Differences in Degree Outcomes

New from HEFCE this week, a report on “Differences in Degree Outcomes:the Effect of Subject and Student Characteristics“, which looks at the outcomes of students who graduated in 2013-14. Some of this data I have previously reported when looking at HESA data on the impact of ethnicity on degree outcomes for the previous year.

The results of the HEFCE survey are not startling – they almost reinforce things that we already know in terms of what factors have an impact on achievement: the challenge now is to learn how to address each of these, and with the recent comments by the new universities minister on widening participation, and our own commitment to supporting a diverse population of students then awareness of these trends and how we then tackle them will be crucial for success of individuals and of the institution.

HEFCE considered the following variables when looking at the differences in outcomes:

  • age
  • disability status
  • ethnicity
  • The Participation of Local Areas measure (important for high WP populations)
  • sex
  • subject of study
  • prior attainment (in terms of qualifications held on entry to higher education)
  • previous school type
  • institution attended

The interesting part of the analysis is not the differences in outcomes that can be seen, but how much these differences can or cannot be explained by the influence of other factors.

Subject

Certain subjects are more likely to award 1sts/2(i)s, and the table below represents those subject we offer at Staffordshire – it will be interesting to compare our recent results with those for the sector by subject.

Subject % first or upper second % first
Subjects allied to medicine 69% 24%
Biological sciences 70% 18%
Physical sciences 73% 25%
Mathematical sciences 73% 35%
Computer science 66% 28%
Engineering and technology 74% 30%
Social studies 73% 16%
Law 69% 12%
Business and administrative studies 71% 21%
Mass communication and documentation 75% 15%
Historical and philosophical studies 82% 19%
Creative arts and design 72% 21%
Education 68% 18%
Combined 60% 16%

I always thought it was apocryphal that law didn’t award firsts – across the sector it would appear to be true!

Entry Tariff

On entry tariff, there is a clear relationship – higher entry leads to higher numbers of good degrees, which can also be seen when looking at league table data. This is one of the reasons that the Guardian league table uses a “value added” measure which seeks to adjust for entry tariff..

hefce1st1

 

Mode of Study

In general, part time students have worse outcomes compared with full time. Even adjusting for variations on entry tariff, part time students have worse outcomes than full time.

Age

The raw data shows that young students are 11 percentage points more likely to gain a good degree compared with mature entrants.

Gender

Across all entry tariffs, women are more likely to gain good degrees than men.

Disability

Graduates with a disability are slightly less likely to gain a good degree than those without a declared disability.

Ethnicity

This is the area with the biggest gap. 76% of white students gain a good degree, compared to 60% of black and minority ethnic students.
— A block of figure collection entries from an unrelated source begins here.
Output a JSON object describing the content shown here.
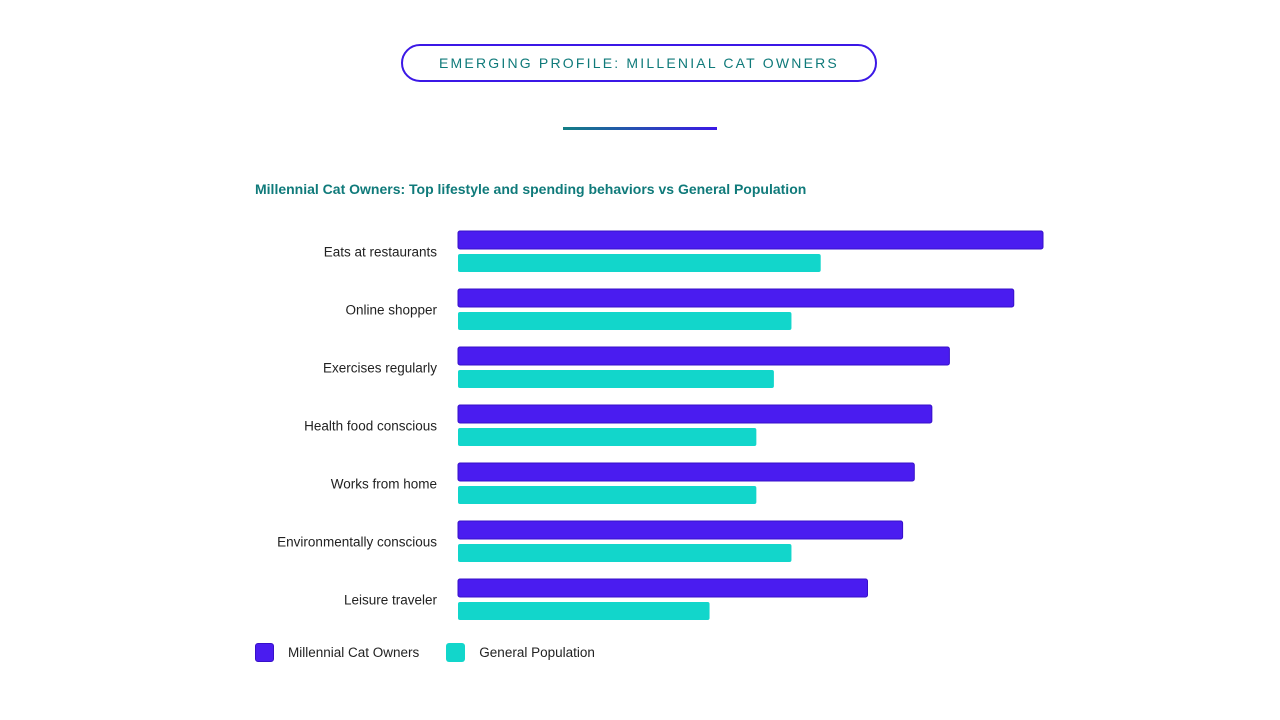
{
  "header": {
    "pill_title": "EMERGING PROFILE: MILLENIAL CAT OWNERS"
  },
  "colors": {
    "millennial": "#4a1cf0",
    "millennial_border": "#3710c9",
    "general": "#12d6cb",
    "accent_teal": "#0f7a7a"
  },
  "chart_data": {
    "type": "bar",
    "orientation": "horizontal",
    "title": "Millennial Cat Owners: Top lifestyle and spending behaviors vs General Population",
    "categories": [
      "Eats at restaurants",
      "Online shopper",
      "Exercises regularly",
      "Health food conscious",
      "Works from home",
      "Environmentally conscious",
      "Leisure traveler"
    ],
    "series": [
      {
        "name": "Millennial Cat Owners",
        "values": [
          100,
          95,
          84,
          81,
          78,
          76,
          70
        ]
      },
      {
        "name": "General Population",
        "values": [
          62,
          57,
          54,
          51,
          51,
          57,
          43
        ]
      }
    ],
    "xlim": [
      0,
      100
    ],
    "grid": false,
    "axes_visible": false,
    "legend_position": "bottom-left"
  }
}
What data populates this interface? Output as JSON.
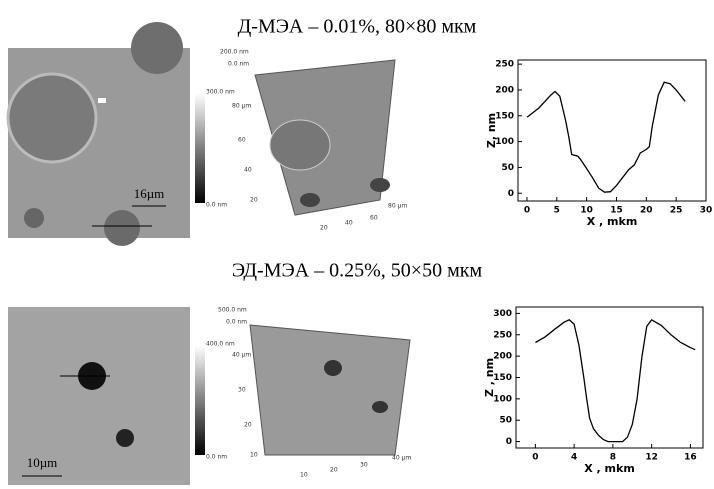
{
  "panels": [
    {
      "title": "Д-МЭА – 0.01%, 80×80 мкм",
      "scale_bar": "16µm",
      "colorbar_top": "300.0 nm",
      "colorbar_bottom": "0.0 nm",
      "z_top": "200.0 nm",
      "z_bottom": "0.0 nm",
      "axis_a": [
        "80 µm",
        "60",
        "40",
        "20"
      ],
      "axis_b": [
        "20",
        "40",
        "60",
        "80 µm"
      ]
    },
    {
      "title": "ЭД-МЭА – 0.25%, 50×50 мкм",
      "scale_bar": "10µm",
      "colorbar_top": "400.0 nm",
      "colorbar_bottom": "0.0 nm",
      "z_top": "500.0 nm",
      "z_bottom": "0.0 nm",
      "axis_a": [
        "40 µm",
        "30",
        "20",
        "10"
      ],
      "axis_b": [
        "10",
        "20",
        "30",
        "40 µm"
      ]
    }
  ],
  "chart_data": [
    {
      "type": "line",
      "xlabel": "X , mkm",
      "ylabel": "Z, nm",
      "color": "#000000",
      "xlim": [
        -1.5,
        30
      ],
      "xticks": [
        0,
        5,
        10,
        15,
        20,
        25,
        30
      ],
      "ylim": [
        -15,
        258
      ],
      "yticks": [
        0,
        50,
        100,
        150,
        200,
        250
      ],
      "x": [
        0,
        2,
        4,
        4.7,
        5.5,
        6.5,
        7,
        7.5,
        8.5,
        9,
        10,
        11,
        12,
        13,
        14,
        15,
        16,
        17,
        18,
        19,
        20,
        20.5,
        21,
        22,
        23,
        24,
        25,
        26.5
      ],
      "values": [
        147,
        165,
        190,
        197,
        188,
        140,
        110,
        75,
        72,
        65,
        48,
        30,
        10,
        2,
        3,
        15,
        30,
        45,
        55,
        78,
        85,
        90,
        130,
        190,
        215,
        212,
        200,
        178
      ]
    },
    {
      "type": "line",
      "xlabel": "X , mkm",
      "ylabel": "Z , nm",
      "color": "#000000",
      "xlim": [
        -2,
        17.3
      ],
      "xticks": [
        0,
        4,
        8,
        12,
        16
      ],
      "ylim": [
        -15,
        315
      ],
      "yticks": [
        0,
        50,
        100,
        150,
        200,
        250,
        300
      ],
      "x": [
        0,
        1,
        2,
        3,
        3.5,
        4,
        4.5,
        5,
        5.3,
        5.6,
        6,
        6.5,
        7,
        7.5,
        8,
        9,
        9.5,
        10,
        10.5,
        11,
        11.5,
        12,
        13,
        14,
        15,
        16,
        16.5
      ],
      "values": [
        232,
        245,
        263,
        280,
        285,
        275,
        225,
        150,
        100,
        55,
        30,
        15,
        5,
        0,
        0,
        0,
        10,
        40,
        100,
        200,
        270,
        285,
        272,
        250,
        232,
        220,
        215
      ]
    }
  ]
}
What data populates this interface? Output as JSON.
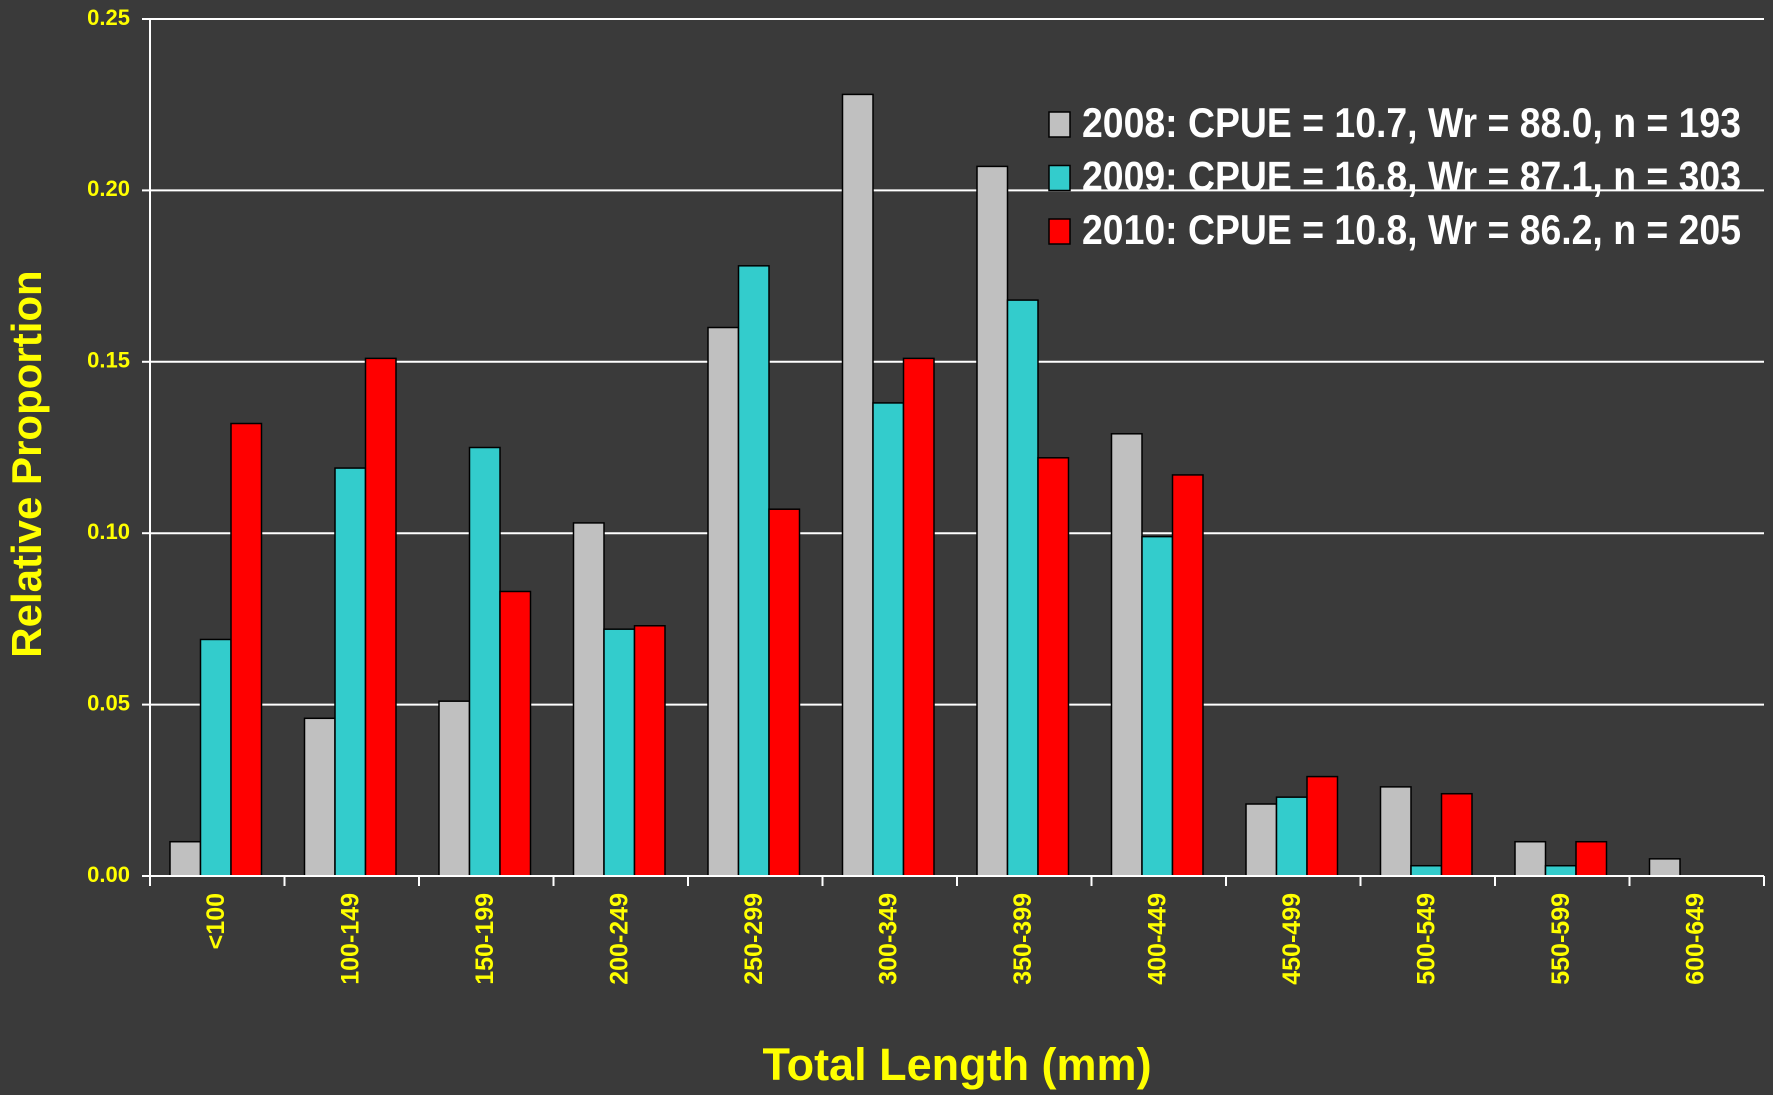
{
  "chart_data": {
    "type": "bar",
    "xlabel": "Total Length (mm)",
    "ylabel": "Relative Proportion",
    "categories": [
      "<100",
      "100-149",
      "150-199",
      "200-249",
      "250-299",
      "300-349",
      "350-399",
      "400-449",
      "450-499",
      "500-549",
      "550-599",
      "600-649"
    ],
    "series": [
      {
        "name": "2008:  CPUE = 10.7, Wr = 88.0, n = 193",
        "color": "#c0c0c0",
        "values": [
          0.01,
          0.046,
          0.051,
          0.103,
          0.16,
          0.228,
          0.207,
          0.129,
          0.021,
          0.026,
          0.01,
          0.005
        ]
      },
      {
        "name": "2009:  CPUE = 16.8, Wr = 87.1, n = 303",
        "color": "#33cccc",
        "values": [
          0.069,
          0.119,
          0.125,
          0.072,
          0.178,
          0.138,
          0.168,
          0.099,
          0.023,
          0.003,
          0.003,
          0
        ]
      },
      {
        "name": "2010:  CPUE = 10.8, Wr = 86.2, n = 205",
        "color": "#ff0000",
        "values": [
          0.132,
          0.151,
          0.083,
          0.073,
          0.107,
          0.151,
          0.122,
          0.117,
          0.029,
          0.024,
          0.01,
          0
        ]
      }
    ],
    "ylim": [
      0,
      0.25
    ],
    "yticks": [
      {
        "value": 0,
        "label": "0.00"
      },
      {
        "value": 0.05,
        "label": "0.05"
      },
      {
        "value": 0.1,
        "label": "0.10"
      },
      {
        "value": 0.15,
        "label": "0.15"
      },
      {
        "value": 0.2,
        "label": "0.20"
      },
      {
        "value": 0.25,
        "label": "0.25"
      }
    ],
    "grid": true,
    "legend": "upper right"
  }
}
Even allowing for other factors, the unexplained gap is still equivalent to 15%.

Previous School

In most cases students from state schools outperform those from independent schools.

Neighbourhood HE Participation

Students coming from neighbourhoods with the highest rates of HE participation also gain the highest numbers of good degrees.

Implications

The recent speech by Jo Johnson referred to the importance of universities in driving social mobility and the sector’s work in widening participation.

This data provides further information that could be used to justify the costs of supporting WP in universities, and for focusing on trying to close gaps in attainment.

Much focus is given to looking at the data provided by UCAS but to understand how well the sector and individual universities are performing in terms of closing these gaps, then much fuller datasets need to be considered, taking into account retention and progression and ultimately employment – even if all our students gain the degrees they deserve, but still fail to progress into appropriate graduate roles, then social mobility isn’t realisable for everyone.

As we move into a potential quality regime that could be metrics based, together with a Teaching Excellence Framework, which will certainly use a variety of metrics (possibly including learning gain), then there will be plenty of work to be done in generating data and analysing it..

However, the focus also has to go beyond analysing data. How can we use it to understand our students both as individuals and as cohorts? How can we use data to support our staff better in teaching and assessing their students? Finally, how can we learn to change practices and behaviours based on evidence?